On June 5, 2020, the Ministry of Corporate Affairs (“MCA”) amended the Companies (Share Capital and Debentures) Rules, 2014 (“SCD Rules”) and issued the Companies (Share Capital and Debentures) Amendment Rules, 2020 (“Revised SCD Rules”). This alert apprises you with the amendment pertaining to issue of Sweat Equity Shares (“Sweat Equity”).
Background: As per section 54 of the Companies Act, 2013 and Rule 8(1) of SCD Rules, Sweat Equity is one of the modes of incentivizing permanent employees (including directors) to accept stock and participate in the growth of the company. In order to issue Sweat Equity, companies are required to pass a special resolution in a general meeting. As per Rule 8(2) of SCD Rules, the explanatory statement annexed to the notice of the general meeting must include key details such as reasons for the issue; name and class of directors or employees to whom such equity shares are to be issued and their relationship with the promoter or/and key managerial personnel; principal terms and conditions; basis of valuation of share; any breach in ceiling of managerial remuneration due to this issue and the proposal to deal with such breach; and diluted earning per share pursuant to the issue.
Rule 8(4) of SCD Rules imposes certain restrictions. Companies cannot issue Sweat Equity for more than 15% of its existing paid-up equity share capital in a year or shares of issue value of INR 50 million, whichever is higher. Further, Sweat Equity cannot exceed 25% of the paid-up equity capital of the Company at any time. However, this requirement was liberalized in 2016 with the formal recognition of “start-ups”. On July 19, 2016, the MCA issued the Companies (Share Capital and Debentures) Third Amendment Rules, 2016 and allowed the Department for Industrial Policy and Promotion (“DIPP”) registered “start-ups” to issue Sweat Equity for up to 50% of its paid-up capital till 5 years from its date of incorporation.

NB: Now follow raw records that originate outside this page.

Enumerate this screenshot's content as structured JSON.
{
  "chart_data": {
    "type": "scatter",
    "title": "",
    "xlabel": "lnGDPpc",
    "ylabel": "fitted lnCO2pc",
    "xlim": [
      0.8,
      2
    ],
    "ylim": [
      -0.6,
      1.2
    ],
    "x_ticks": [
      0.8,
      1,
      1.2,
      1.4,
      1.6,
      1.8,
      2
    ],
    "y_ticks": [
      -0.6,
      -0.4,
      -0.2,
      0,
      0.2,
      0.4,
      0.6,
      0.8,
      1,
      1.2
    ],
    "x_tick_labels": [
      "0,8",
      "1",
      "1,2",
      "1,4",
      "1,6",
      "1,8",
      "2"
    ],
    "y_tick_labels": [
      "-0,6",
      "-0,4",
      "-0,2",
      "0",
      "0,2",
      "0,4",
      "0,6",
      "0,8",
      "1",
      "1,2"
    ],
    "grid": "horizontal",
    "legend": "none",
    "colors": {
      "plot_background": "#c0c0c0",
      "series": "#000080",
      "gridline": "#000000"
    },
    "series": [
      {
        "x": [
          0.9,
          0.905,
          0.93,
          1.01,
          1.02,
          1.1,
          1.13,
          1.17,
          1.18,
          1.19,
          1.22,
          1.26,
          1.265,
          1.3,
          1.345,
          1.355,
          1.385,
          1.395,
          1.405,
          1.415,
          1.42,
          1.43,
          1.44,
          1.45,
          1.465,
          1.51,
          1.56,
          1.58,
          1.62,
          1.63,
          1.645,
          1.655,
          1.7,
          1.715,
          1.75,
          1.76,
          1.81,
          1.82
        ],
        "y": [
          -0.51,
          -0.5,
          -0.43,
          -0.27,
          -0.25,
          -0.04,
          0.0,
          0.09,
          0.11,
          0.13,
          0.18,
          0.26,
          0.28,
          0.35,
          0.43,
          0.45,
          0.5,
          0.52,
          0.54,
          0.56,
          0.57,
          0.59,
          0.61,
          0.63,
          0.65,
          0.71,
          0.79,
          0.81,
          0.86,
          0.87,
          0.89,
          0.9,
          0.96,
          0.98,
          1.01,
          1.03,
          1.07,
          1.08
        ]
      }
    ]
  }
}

Amendment: Through the Revised SCD Rules, MCA has amended second proviso to Rule 8(4) of SCD Rules and increased the 5 year period to 10 years. This means that now DIPP registered “start-ups” can issue Sweat Equity up to 50% of its paid-up capital till 10 years from the date of its incorporation.
As a background, the 5 and 10 year duration described above is linked to the definition of “start-ups”. On February 17, 2016, the DIPP allowed a company to be termed as a “start-up” only for 5 years from the date of its incorporation. On February 19, 2019, this definition was revised where the 5-year term was extended to 10 years. It appears that the revised SCD Rules have brought consistency vis-à-vis issuance of Sweat Equity.